On Halloween night, my Plum Creek neighborhood will be full of children trick-or-treating. So much so that they will close all the main streets. It is THE neighborhood in Kyle ALL the kids come to. Is it a good time to get to know my neighbors? In the one second the kids have to grab their candy and go to the next house, pushed along by the crowd, will I get to know them better? It is like kiddie 6th street out here. Will I get to know them during the time I walk with other neighbors and comment on all the Halloween displays? Or is it during the time we all compare notes on how our costumes were made or purchased? At what point will they know I'm a Christian, that my house is a place of refuge in Jesus Christ? Should I hand out some lame tracks? Or is this supposed to be "light" conversation that will build friendships so that later I can convert them with my safe middleground theology? Sorry, just not that into it.
I guess I'm coming from a place of urgency. I look at every day, every place, every moment of my time. Life is short. If it doesn't involve Jesus, doesn't please his heart, I'm not going there. I don't have time for it. I like what Francis Chan has said often about his grandmother: she was upset one night at a theater because she didn't want to be there when Jesus came back, if he should choose to come back that night. That's how I feel about Halloween. "Hey, Jesus, just got to get that mini snickers next door and I'll be right there to hang with you!"
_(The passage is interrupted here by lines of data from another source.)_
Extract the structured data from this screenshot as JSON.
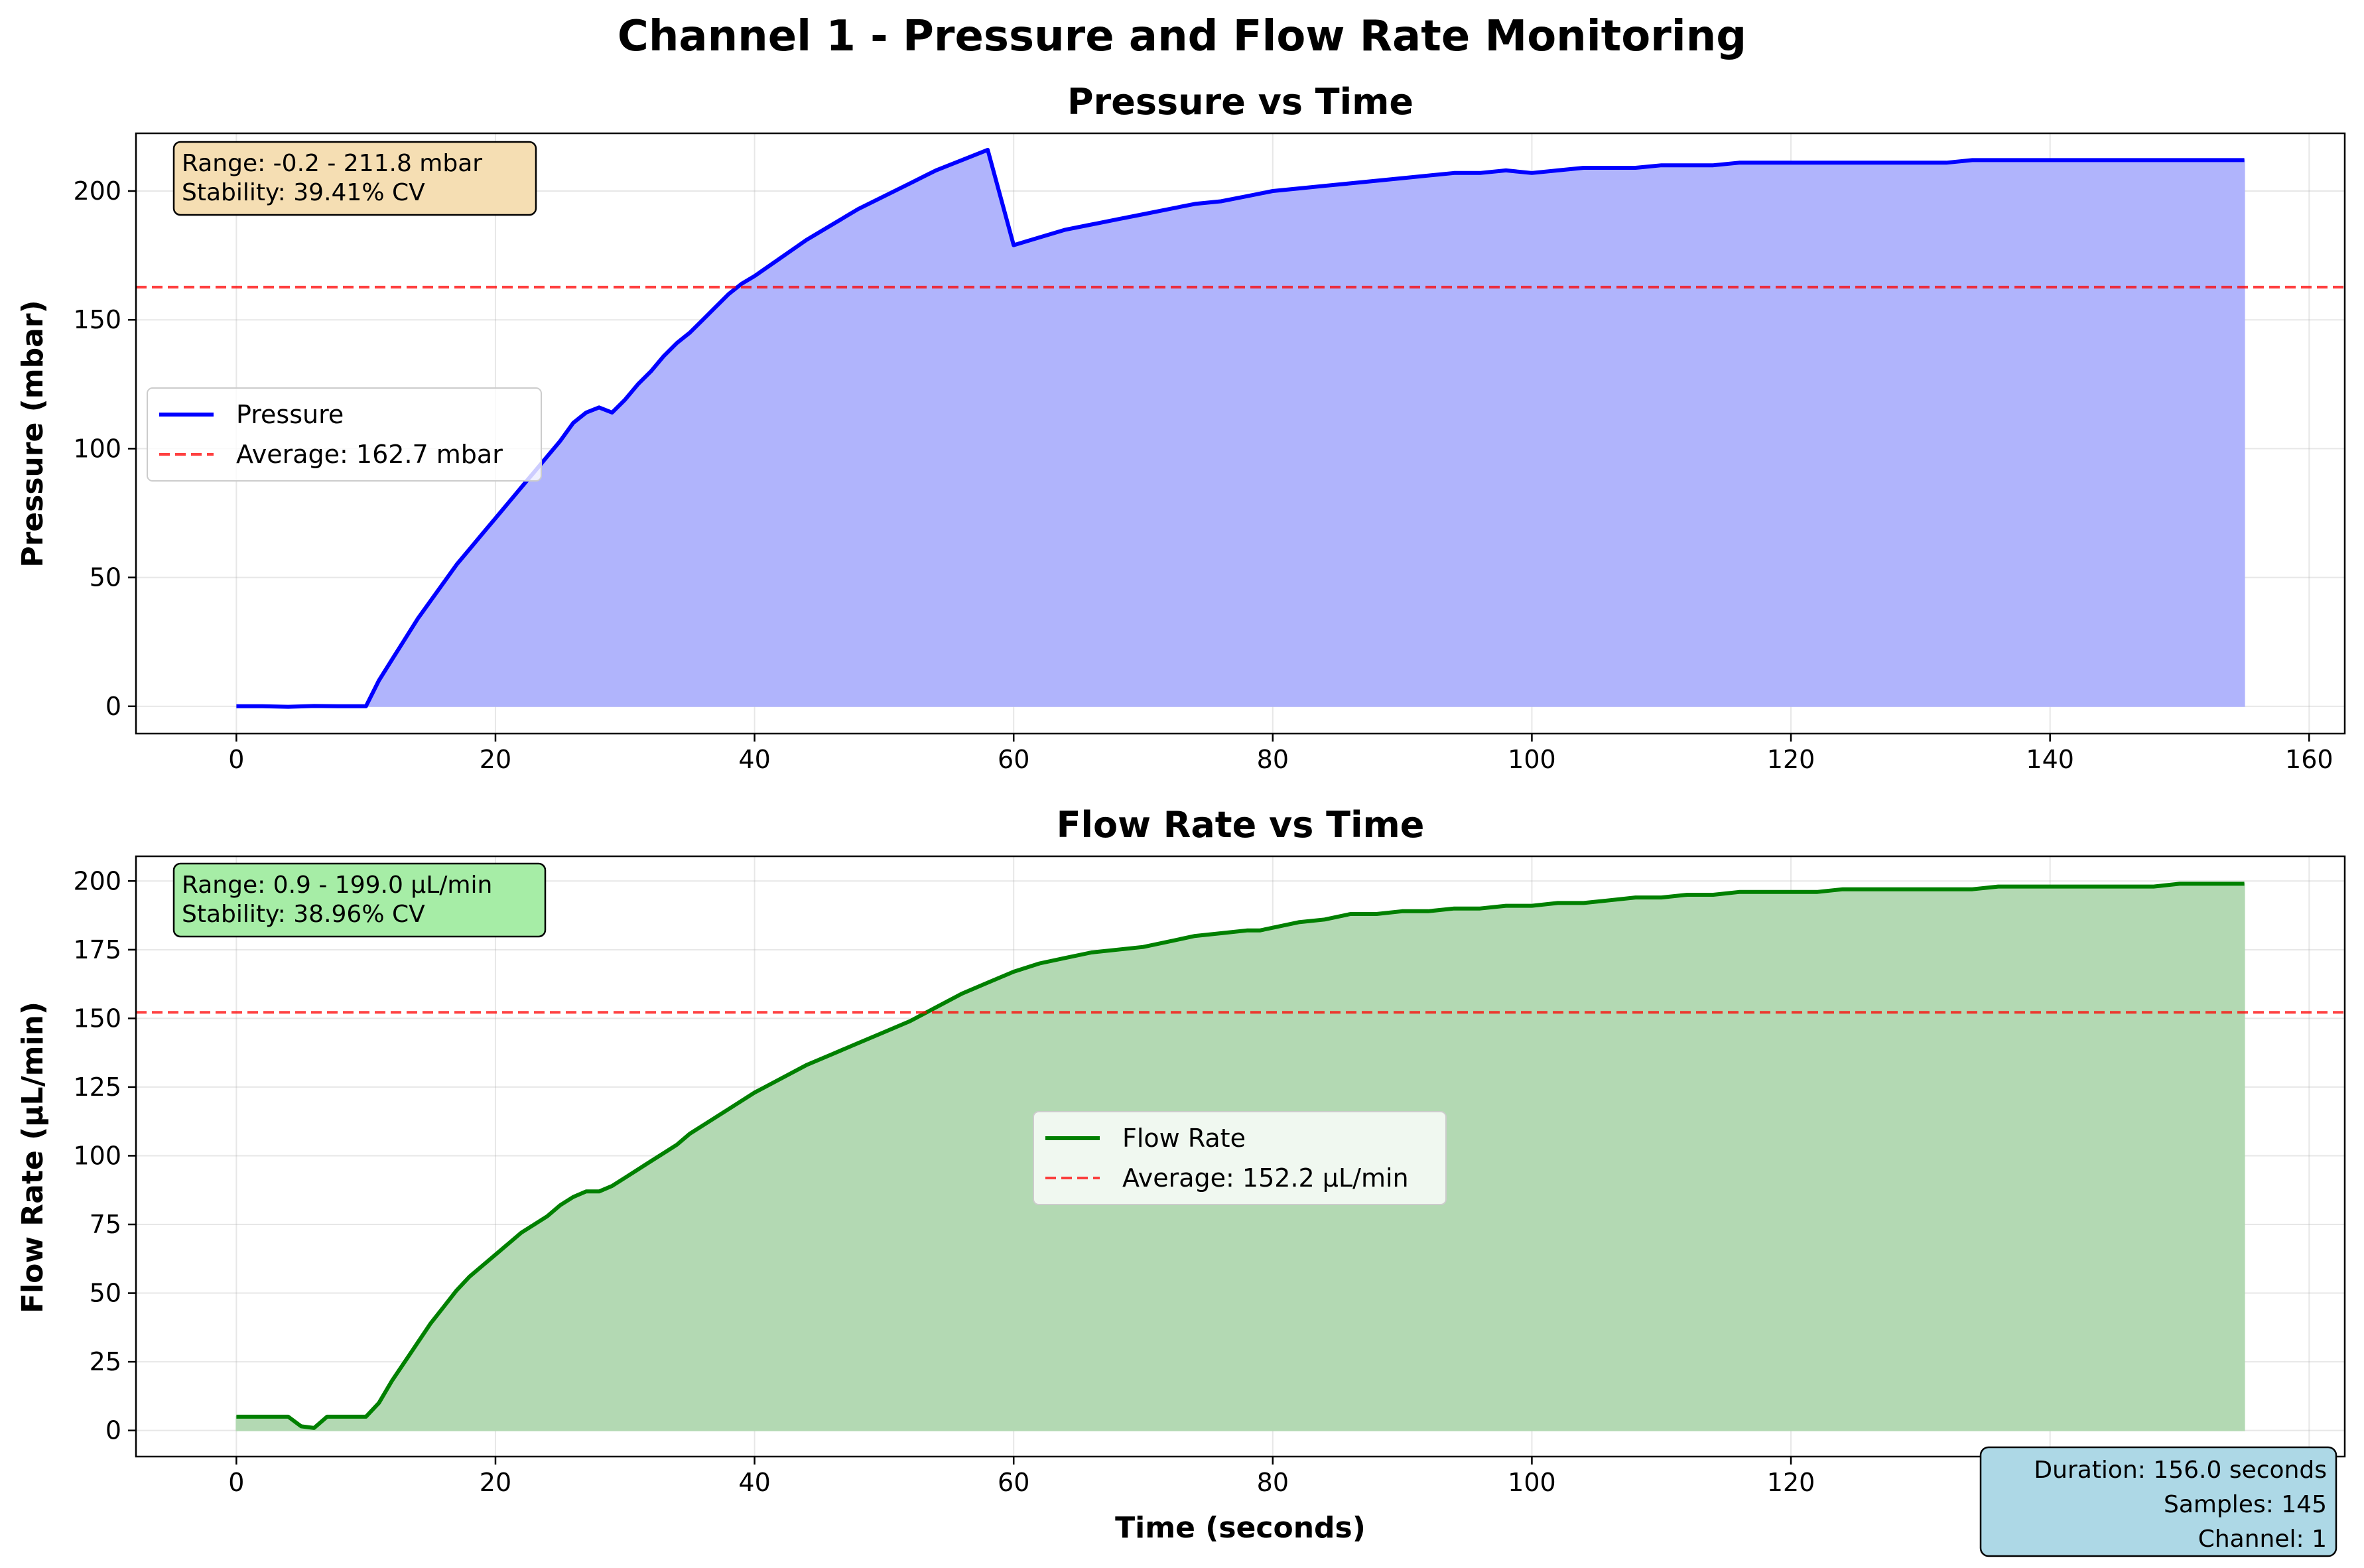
{
  "title": "Channel 1 - Pressure and Flow Rate Monitoring",
  "chart_data": [
    {
      "type": "area",
      "title": "Pressure vs Time",
      "xlabel": "",
      "ylabel": "Pressure (mbar)",
      "xlim": [
        -7.75,
        162.75
      ],
      "ylim": [
        -10.6,
        222.4
      ],
      "xticks": [
        0,
        20,
        40,
        60,
        80,
        100,
        120,
        140,
        160
      ],
      "yticks": [
        0,
        50,
        100,
        150,
        200
      ],
      "grid": true,
      "legend_placement": "center-left",
      "series": [
        {
          "name": "Pressure",
          "color": "#0000ff",
          "fill_color": "#b0b4fc",
          "x": [
            0,
            2,
            4,
            6,
            8,
            9,
            10,
            11,
            12,
            13,
            14,
            15,
            16,
            17,
            18,
            19,
            20,
            21,
            22,
            23,
            24,
            25,
            26,
            27,
            28,
            29,
            30,
            31,
            32,
            33,
            34,
            35,
            36,
            37,
            38,
            39,
            40,
            42,
            44,
            46,
            48,
            50,
            52,
            54,
            56,
            58,
            60,
            62,
            64,
            66,
            68,
            70,
            72,
            74,
            76,
            78,
            80,
            82,
            84,
            86,
            88,
            90,
            92,
            94,
            96,
            98,
            100,
            102,
            104,
            106,
            108,
            110,
            112,
            114,
            116,
            118,
            120,
            122,
            124,
            126,
            128,
            130,
            132,
            134,
            136,
            138,
            140,
            142,
            144,
            146,
            148,
            150,
            152,
            155
          ],
          "y": [
            0,
            0,
            -0.2,
            0.1,
            0,
            0,
            0,
            10,
            18,
            26,
            34,
            41,
            48,
            55,
            61,
            67,
            73,
            79,
            85,
            91,
            97,
            103,
            110,
            114,
            116,
            114,
            119,
            125,
            130,
            136,
            141,
            145,
            150,
            155,
            160,
            164,
            167,
            174,
            181,
            187,
            193,
            198,
            203,
            208,
            212,
            216,
            179,
            182,
            185,
            187,
            189,
            191,
            193,
            195,
            196,
            198,
            200,
            201,
            202,
            203,
            204,
            205,
            206,
            207,
            207,
            208,
            207,
            208,
            209,
            209,
            209,
            210,
            210,
            210,
            211,
            211,
            211,
            211,
            211,
            211,
            211,
            211,
            211,
            212,
            212,
            212,
            212,
            212,
            212,
            212,
            212,
            212,
            212,
            212
          ]
        },
        {
          "name": "Average: 162.7 mbar",
          "color": "#ff0000",
          "value": 162.7
        }
      ],
      "annotation": {
        "lines": [
          "Range: -0.2 - 211.8 mbar",
          "Stability: 39.41% CV"
        ],
        "background": "#f5deb3"
      }
    },
    {
      "type": "area",
      "title": "Flow Rate vs Time",
      "xlabel": "Time (seconds)",
      "ylabel": "Flow Rate (μL/min)",
      "xlim": [
        -7.75,
        162.75
      ],
      "ylim": [
        -9.5,
        209.0
      ],
      "xticks": [
        0,
        20,
        40,
        60,
        80,
        100,
        120,
        140,
        160
      ],
      "yticks": [
        0,
        25,
        50,
        75,
        100,
        125,
        150,
        175,
        200
      ],
      "grid": true,
      "legend_placement": "center",
      "series": [
        {
          "name": "Flow Rate",
          "color": "#008000",
          "fill_color": "#b3d9b3",
          "x": [
            0,
            2,
            4,
            5,
            6,
            7,
            8,
            9,
            10,
            11,
            12,
            13,
            14,
            15,
            16,
            17,
            18,
            19,
            20,
            21,
            22,
            23,
            24,
            25,
            26,
            27,
            28,
            29,
            30,
            31,
            32,
            33,
            34,
            35,
            36,
            37,
            38,
            39,
            40,
            42,
            44,
            46,
            48,
            50,
            52,
            54,
            56,
            58,
            60,
            62,
            64,
            66,
            68,
            70,
            72,
            74,
            76,
            78,
            79,
            80,
            82,
            84,
            86,
            88,
            90,
            92,
            94,
            96,
            98,
            100,
            102,
            103,
            104,
            106,
            108,
            110,
            112,
            114,
            116,
            118,
            119,
            120,
            122,
            124,
            126,
            128,
            130,
            132,
            133,
            134,
            136,
            138,
            140,
            142,
            144,
            146,
            148,
            150,
            152,
            155
          ],
          "y": [
            5,
            5,
            5,
            1.5,
            0.9,
            5,
            5,
            5,
            5,
            10,
            18,
            25,
            32,
            39,
            45,
            51,
            56,
            60,
            64,
            68,
            72,
            75,
            78,
            82,
            85,
            87,
            87,
            89,
            92,
            95,
            98,
            101,
            104,
            108,
            111,
            114,
            117,
            120,
            123,
            128,
            133,
            137,
            141,
            145,
            149,
            154,
            159,
            163,
            167,
            170,
            172,
            174,
            175,
            176,
            178,
            180,
            181,
            182,
            182,
            183,
            185,
            186,
            188,
            188,
            189,
            189,
            190,
            190,
            191,
            191,
            192,
            192,
            192,
            193,
            194,
            194,
            195,
            195,
            196,
            196,
            196,
            196,
            196,
            197,
            197,
            197,
            197,
            197,
            197,
            197,
            198,
            198,
            198,
            198,
            198,
            198,
            198,
            199,
            199,
            199
          ]
        },
        {
          "name": "Average: 152.2 μL/min",
          "color": "#ff0000",
          "value": 152.2
        }
      ],
      "annotation": {
        "lines": [
          "Range: 0.9 - 199.0 μL/min",
          "Stability: 38.96% CV"
        ],
        "background": "#a6eda6"
      }
    }
  ],
  "footer_box": {
    "lines": [
      "Duration: 156.0 seconds",
      "Samples: 145",
      "Channel: 1"
    ],
    "background": "#add8e6"
  }
}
Another reason I'm so against Halloween is because I did celebrate it during some of the darkest years of my life. It is evil. It opens the door to all kinds of witchcraft and seduction. You are naive if you think it doesn't. Maybe not this year for your kids. Maybe not next year, or the year after that. The devil does lie and wait and strategize... Halloween does delight the heart of satan. I don't care who started Halloween, I know who loves it now. And I sure as hell don't love him back. And he's not getting one ounce of my family any day of the year.
I know the peace in walking away from evil. I know how that peace affects my entire household. I know the freedom in following Christ. I don't like the funk and bondage of middleground. There is a veil there that separates me from Jesus. It's what's comfortable, pleasing to man. What's more, Jesus doesn't allow me to stay there. It's part of our pact. Do you have a pact like that with Jesus?
My six-year-old niece has grown up trick-or-treating every Halloween. In the last few months of her very young life, she has seen more sorrow and darkness than any six-year-old should have to see. Many nights she sings out to King Jesus before she goes to bed. This next generation has an acute awareness, I believe, of darkness and light. She sees angels. She knows the breath of demons. That is not an exaggeration.
Her grandmother who is not a Christian throws a Halloween party for her grandkids every year. This year my niece asked her grandma not to have the haunted hayride because it wasn't pleasing to the Lord, and her grandmother did not go through with it.
No one told my niece to do that. There is no one around her telling her not to celebrate Halloween. But she has seen enough to know, if God's not with her, she's not going to go.
Reformation. A new generation of students who will seek Jesus at all costs. Who have no middle ground. Who have a position in life and it's 100% Jesus. I'm so loving them. Don't you dare mess with them.